Book a demo and we'll draw one of your actual jobs in 3D, nest it onto a slab, quote it live off your price list, and show you the whole shop running on one screen.
One platform · one flat fee · unlimited seats · see pricing
Yes. San Diego is a premium, design-driven countertop market — ocean-view remodels in La Jolla, Del Mar and Coronado, plus inland new-build volume through Carlsbad, Chula Vista, Escondido and Santee, all spread across a county the size of a small state. SlabOS is built for that: photoreal 2D→3D quoting to win design-led buyers, automatic slab nesting to protect margin on expensive quartzite and marble, plus scheduling, a mobile crew app, slab inventory, a customer portal, and built-in AI — all on one login. It works for a two-person shop and scales to a multi-crew operation running coast to East County.
Yes. Moraware is three products — CounterGo for quoting, Systemize for jobs and the calendar, and a separate Inventory product for slabs — that you stitch together by hand. SlabOS replaces all three with one platform: quoting, live 3D, scheduling, the crew app, slab inventory, the customer portal, and AI under a single login and one flat bill.

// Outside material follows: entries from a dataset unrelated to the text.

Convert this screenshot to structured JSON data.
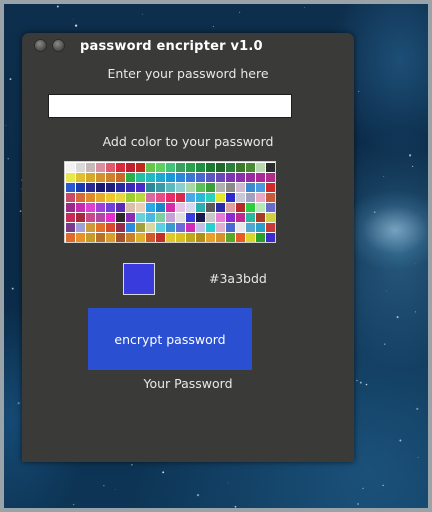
{
  "window": {
    "title": "password encripter v1.0",
    "buttons": [
      "close-button",
      "minimize-button"
    ]
  },
  "form": {
    "enter_label": "Enter your password here",
    "password_value": "",
    "color_label": "Add color to your password",
    "selected_color": "#3a3bdd",
    "selected_hex": "#3a3bdd",
    "encrypt_label": "encrypt password",
    "result_label": "Your Password"
  },
  "palette": {
    "columns": 21,
    "rows": 8,
    "colors": [
      "#f2f2f2",
      "#d9d9d9",
      "#c7b8b8",
      "#d98fa0",
      "#e05a6e",
      "#d82a3a",
      "#c01f2f",
      "#c02a1d",
      "#63c84a",
      "#5ed060",
      "#41c47a",
      "#3aa05e",
      "#2aa04a",
      "#1f8f44",
      "#1a7a30",
      "#1e6a2a",
      "#2c7e3c",
      "#3a7a2a",
      "#4a8a34",
      "#b8d8b0",
      "#2c2c2c",
      "#e8e84a",
      "#e0c030",
      "#d8a82a",
      "#d4922e",
      "#d0802a",
      "#c86a2a",
      "#2ab04a",
      "#24c0a0",
      "#22b8c0",
      "#1ea8d0",
      "#1a98d8",
      "#2a88d8",
      "#3a78d0",
      "#4a68c8",
      "#5a58c0",
      "#6a48b8",
      "#7a38b0",
      "#8a30a8",
      "#9a2aa0",
      "#a82a98",
      "#b02a8a",
      "#2a5ad0",
      "#1a3ab0",
      "#2a2a90",
      "#1a1a70",
      "#20207a",
      "#2a2aa0",
      "#3a2ab8",
      "#4a2ac8",
      "#2a8a9a",
      "#3a9aa8",
      "#5abac0",
      "#8ad0d0",
      "#a8d8a8",
      "#5ac05a",
      "#3aa03a",
      "#b0b0b0",
      "#8a8a8a",
      "#d0b8d0",
      "#3a8ad0",
      "#4a9ae0",
      "#d02a2a",
      "#c84a6a",
      "#d86a3a",
      "#e08a2a",
      "#e8aa2a",
      "#f0c82a",
      "#e8d840",
      "#9ad02a",
      "#b8d840",
      "#d86aa0",
      "#e84a8a",
      "#e82a6a",
      "#d82a4a",
      "#4aa8e8",
      "#2ab8d8",
      "#2ad0b8",
      "#e8e82a",
      "#2a2ad0",
      "#c8c8d8",
      "#a0a0c0",
      "#e8a8c8",
      "#c85a3a",
      "#9a2a8a",
      "#c82ab0",
      "#e040d0",
      "#a040d8",
      "#7040d8",
      "#5a2ab0",
      "#d8c0a8",
      "#e8d0b8",
      "#2aa8e8",
      "#1a88c8",
      "#d82aa8",
      "#e8c0e8",
      "#d8d8f0",
      "#2ab0b0",
      "#5a5a5a",
      "#2a2aa8",
      "#e0a0a0",
      "#b82a2a",
      "#2ad040",
      "#b8e8b8",
      "#6a6ac8",
      "#c82a5a",
      "#a82a3a",
      "#c84a8a",
      "#b04aa0",
      "#e82ad0",
      "#2a2a2a",
      "#8a2ab8",
      "#6ad0d8",
      "#4ab8e0",
      "#7ad0a0",
      "#c8a0d8",
      "#e0e0e0",
      "#3a3bdd",
      "#1a1a4a",
      "#c8c8c8",
      "#e87ad8",
      "#8a2ad0",
      "#c02a90",
      "#2ab8a0",
      "#a83a2a",
      "#d0d040",
      "#7a3a8a",
      "#a0a0d8",
      "#d09a3a",
      "#e0702a",
      "#d84a2a",
      "#9a2a4a",
      "#2a8ae0",
      "#a0a040",
      "#d8d8a0",
      "#5ad0e0",
      "#3a9ad0",
      "#6a6ad8",
      "#d02ab8",
      "#c0c0e8",
      "#2ad0d0",
      "#e0b0d0",
      "#4a6ad0",
      "#e8e8e8",
      "#50a8d0",
      "#2aa0c8",
      "#c83a3a",
      "#e06a2a",
      "#e8902a",
      "#c89a2a",
      "#b8702a",
      "#d8a02a",
      "#a8502a",
      "#c8802a",
      "#e0b02a",
      "#d05a2a",
      "#c0302a",
      "#e0c82a",
      "#d8c020",
      "#c0a81a",
      "#b0901a",
      "#e8a02a",
      "#d8902a",
      "#5aa82a",
      "#e85a2a",
      "#d8d82a",
      "#2aa02a",
      "#3a2ad0"
    ]
  }
}
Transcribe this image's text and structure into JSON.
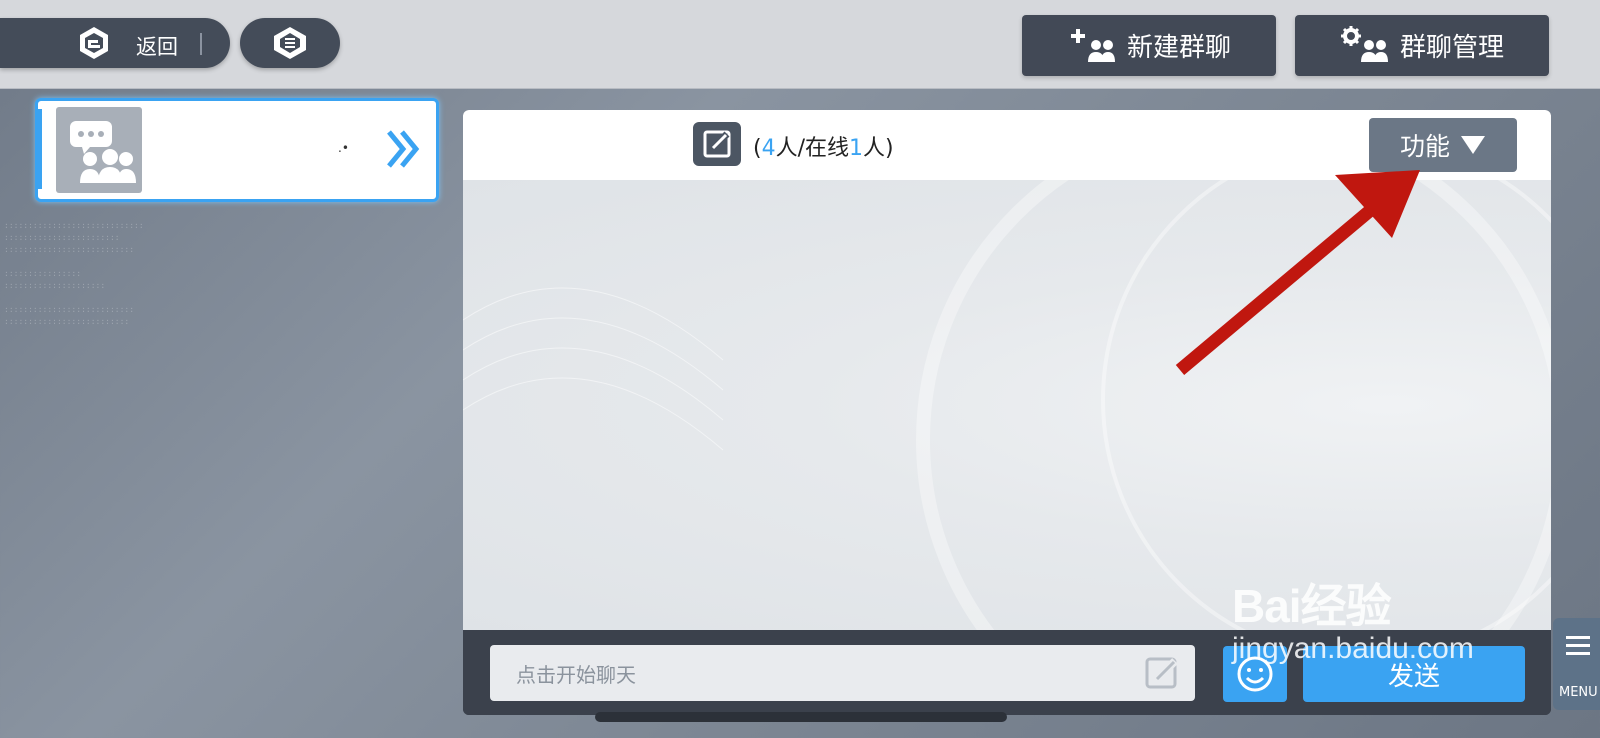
{
  "topbar": {
    "back_label": "返回",
    "new_group_label": "新建群聊",
    "manage_group_label": "群聊管理"
  },
  "group_list": {
    "items": [
      {
        "name": ".•"
      }
    ]
  },
  "chat": {
    "header": {
      "member_total": "4",
      "member_online": "1",
      "member_text_open": "(",
      "member_text_mid": "人/在线",
      "member_text_close": "人)",
      "function_label": "功能"
    },
    "input_placeholder": "点击开始聊天",
    "send_label": "发送"
  },
  "menu": {
    "label": "MENU"
  },
  "watermark": {
    "line1": "Bai经验",
    "line2": "jingyan.baidu.com"
  },
  "colors": {
    "accent": "#3aa3f2",
    "dark_button": "#424956",
    "annotation_arrow": "#c0170f"
  },
  "icons": {
    "back_logo": "app-logo-icon",
    "home": "home-logo-icon",
    "new_group": "add-group-icon",
    "manage_group": "group-settings-icon",
    "group_avatar": "group-chat-icon",
    "expand": "double-chevron-right-icon",
    "edit": "edit-icon",
    "dropdown": "triangle-down-icon",
    "emoji": "emoji-icon",
    "menu": "menu-icon"
  }
}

The biggest practical difference is nesting — Moraware nests slabs manually, SlabOS does it automatically — which is where San Diego shops protect the margin they need on premium stone. See the full SlabOS vs Moraware breakdown.

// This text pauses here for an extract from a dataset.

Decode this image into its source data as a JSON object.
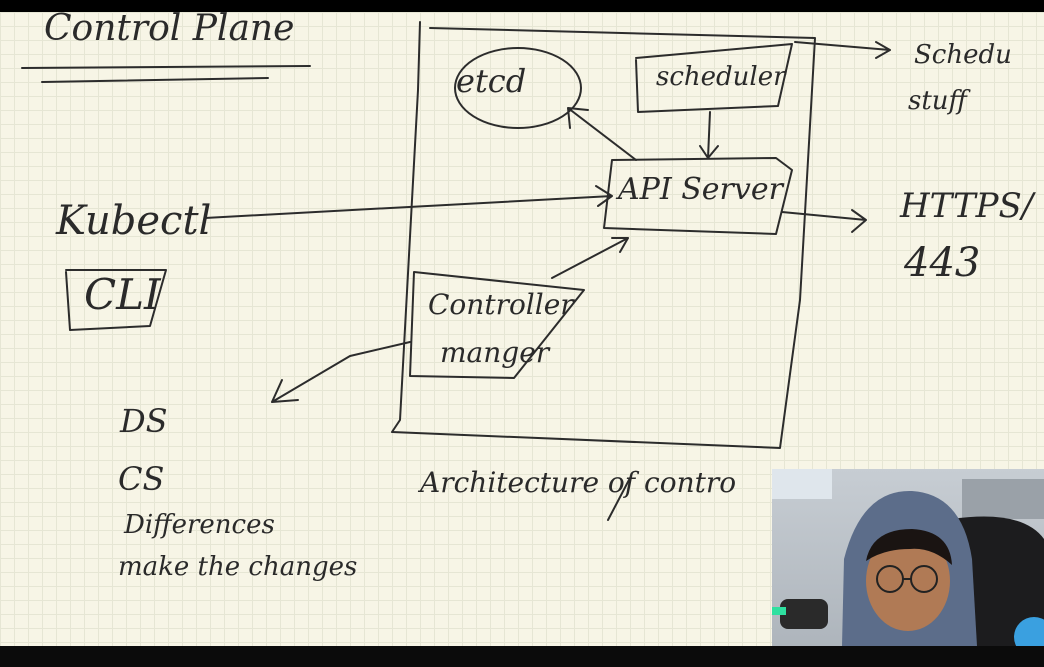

It's done for you. We migrate your accounts, contacts, quotes (with the actual drawings), jobs, activity history, calendar, and slab inventory — your shop doesn't have to wrangle exports and spreadsheets. As a reference point, Canadian Countertops moved 20,000+ jobs and 18,000+ quotes across in about four hours and were quoting in SlabOS the same day. A San Diego shop's switch follows the same path: nothing left behind, everything searchable from day one.
In a market built on exotic, expensive slabs, yield is the margin. SlabOS nests your pieces automatically — one click runs roughly 30,000 placement operations to find a best-fit layout that gets more out of every slab. That recovered yield is real money: on a high-priced quartzite or marble slab, the difference between an automatic best-fit layout and conservative hand-padding can be a whole slab per job. It lets you bid a luxury La Jolla or Rancho Santa Fe kitchen sharply and still come out ahead. See how nesting works.

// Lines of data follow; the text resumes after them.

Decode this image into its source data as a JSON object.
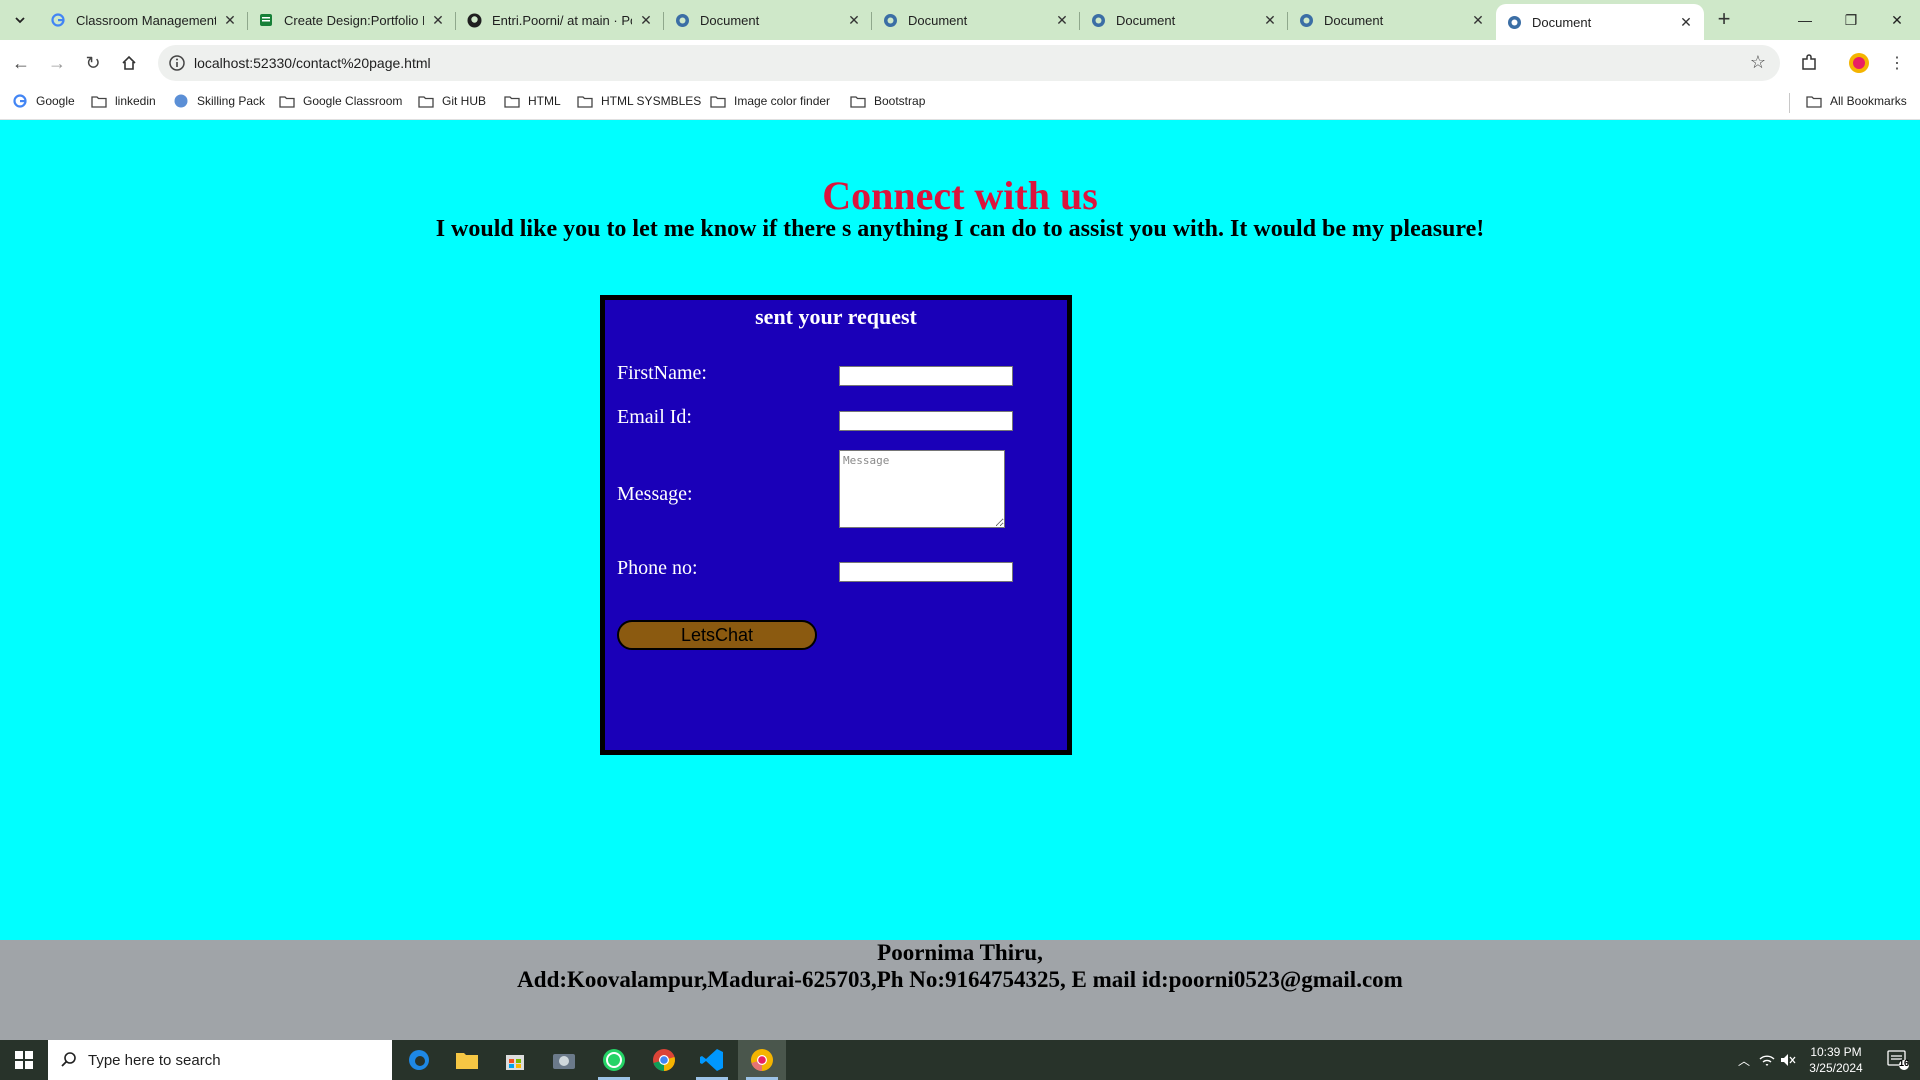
{
  "browser": {
    "tabs": [
      {
        "title": "Classroom Management T",
        "icon": "google-icon"
      },
      {
        "title": "Create Design:Portfolio H",
        "icon": "sheets-icon"
      },
      {
        "title": "Entri.Poorni/ at main · Poo",
        "icon": "github-icon"
      },
      {
        "title": "Document",
        "icon": "globe-icon"
      },
      {
        "title": "Document",
        "icon": "globe-icon"
      },
      {
        "title": "Document",
        "icon": "globe-icon"
      },
      {
        "title": "Document",
        "icon": "globe-icon"
      },
      {
        "title": "Document",
        "icon": "globe-icon",
        "active": true
      }
    ],
    "url": "localhost:52330/contact%20page.html",
    "bookmarks": [
      {
        "label": "Google",
        "icon": "google-icon"
      },
      {
        "label": "linkedin",
        "icon": "folder-icon"
      },
      {
        "label": "Skilling Pack",
        "icon": "site-icon"
      },
      {
        "label": "Google Classroom",
        "icon": "folder-icon"
      },
      {
        "label": "Git HUB",
        "icon": "folder-icon"
      },
      {
        "label": "HTML",
        "icon": "folder-icon"
      },
      {
        "label": "HTML SYSMBLES",
        "icon": "folder-icon"
      },
      {
        "label": "Image color finder",
        "icon": "folder-icon"
      },
      {
        "label": "Bootstrap",
        "icon": "folder-icon"
      }
    ],
    "all_bookmarks": "All Bookmarks"
  },
  "page": {
    "heading": "Connect with us",
    "subheading": "I would like you to let me know if there s anything I can do to assist you with. It would be my pleasure!",
    "form": {
      "title": "sent your request",
      "firstname_label": "FirstName:",
      "email_label": "Email Id:",
      "message_label": "Message:",
      "message_placeholder": "Message",
      "phone_label": "Phone no:",
      "submit_label": "LetsChat"
    },
    "footer": {
      "name": "Poornima Thiru,",
      "address": "Add:Koovalampur,Madurai-625703,Ph No:9164754325, E mail id:poorni0523@gmail.com"
    }
  },
  "taskbar": {
    "search_placeholder": "Type here to search",
    "time": "10:39 PM",
    "date": "3/25/2024",
    "notification_count": "16"
  },
  "colors": {
    "page_background": "#00ffff",
    "heading": "#dc143c",
    "form_background": "#1a00b8",
    "button": "#8b5a10",
    "footer_background": "#a0a4a8"
  }
}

Yes. The same platform handles a single-kitchen remodel in Point Loma and a multi-crew commercial fit-out — biotech and life-science build-outs in Sorrento Valley and UTC, or hospitality work along the coast. Quoting, live 3D, scheduling, slab inventory, the crew app, and the customer portal all live in one system, so larger jobs with more line items and more crews stay coordinated across San Diego County's wide footprint instead of fragmenting across three products and a spreadsheet.
Pricing is custom to your shop — one flat platform fee for the whole system (drawing, quoting, scheduling, inventory, crew app, portal, and AI) with unlimited seats, instead of paying per-product and per-seat across three separate tools. See the pricing page, or book a demo and we'll set the right plan for a San Diego operation your size.